Dos actores hacen vivir un filme de Giménez Rico
ENVIADO ESPECIALSi desde un día de 1914, aquel en que David Wark Griffith inventó el primer plano, la esencia del cine coincide con la capacidad evangélica del rostro humano para dar vida a una sábana muerta, la película de Antonio Giménez Rico El disputado voto del señor Cayo contiene algunas esencias de cine. Y las contiene en mucha mayor medida el filme británico de Neil Jordan Mona Lisa. El primero aportó a la Seminci, entre algunos balbuceos, buen cine y genuinamente español. El segundo, cine deslumbrante y genuinamente universal.
El disputado voto del señor Cayo, segunda película a concurso, realizada por Antonio Giménez Rico sobre un guión de Manuel Matji extraído con habilidad de la novela de Miguel Delibes, tiene ingenuidades, balbuceos, y se da a sí misma algunas facilidades propias de telefilme, como la manía de cambiar de escenas mediante planos aéreos; el vicio de la helicopteritis, que es un comodín para llenar vacíos fílmicos eludiendo la dificultad de ritmo que presenta el encadenado de imágenes y la elipsis, o súbito salto sobre la continuidad del tiempo. Pero, detrás de estas caídas en la comodidad, Giménez Rico hace cine con las artes nobles de la humildad, la falta de retórica y esa invisible evidencia del amor por los hombres que su película construye, relaciona y enfrenta. En este caso, a la presencia de estos hombres, Giménez Rico añade fascinación hacia su palabra, hasta el punto de que es raro encontrar en el reciente cine español una película con tan bello y sonoro castellano dentro como el que ésta tiene.Pero donde más y mejor despliega el director su emoción ante sus personajes es en la libertad con que ha dejado construirlos a los actores y, en especial, a los dos cuyo contrapunto de actitudes ponen en circulación la sangre de este filme: Francisco Rabal y Juan Luis Galiardo, dos actores quedan una lección de complementariedad, de saber actuar el uno en relación con el otro y, finalmente, de hacer visual y moralmente creíble todo lo que hacen y, por contagio, todo lo que los demás hacen a su alrededor.
Por su parte, Neil Jordan, uno de los grandes nombres de la nueva y pujante generación de cineastas británicos, dio con su Mona Lisa un concierto de virtuoso en este delicadísimo y supremo instrumento de la música profunda del cine que es el actor. Su película es una bellísima historia de corte argumental negro que, a la manera de la frustrante Adiós, pequeña, de Imanol Uribe, busca la exposición gradual de un golpe de violentísimo dramatismo y de efectos retardados, es decir, un final en forma de estallido que sea consecuencia de un proceso narrativo previo que le haga poéticamente verosímil.

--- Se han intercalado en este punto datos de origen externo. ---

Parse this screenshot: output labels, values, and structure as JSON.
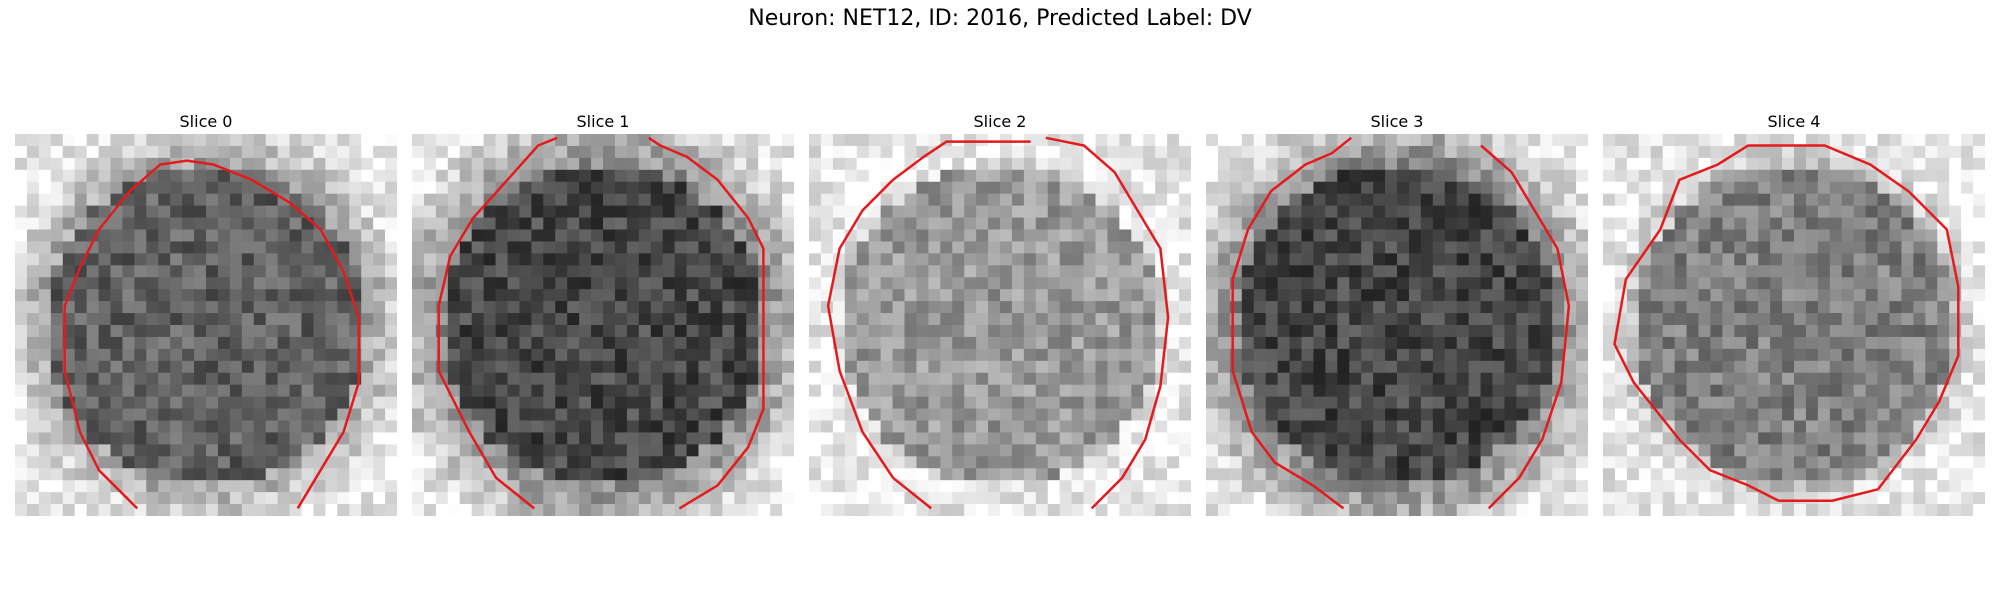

Allí donde naufragaba Adiós, pequeña, en su incapacidad para crear una progresiva graduación de energía acumulada en las conductas de los actores, para permitir a éstos vaciarse en un final volcánico, Mona Lisa no sólo sale a flote, sino que se eleva a alturas de cine universal.
Hay en Mona Lisa esencias de actuación. Bob Hoskins alcanza a transmitir tal elocuencia en su trabajo que se escapan de su cuerpo momentos de transfiguración, de conversión en espíritu, de pura emoción incorpórea.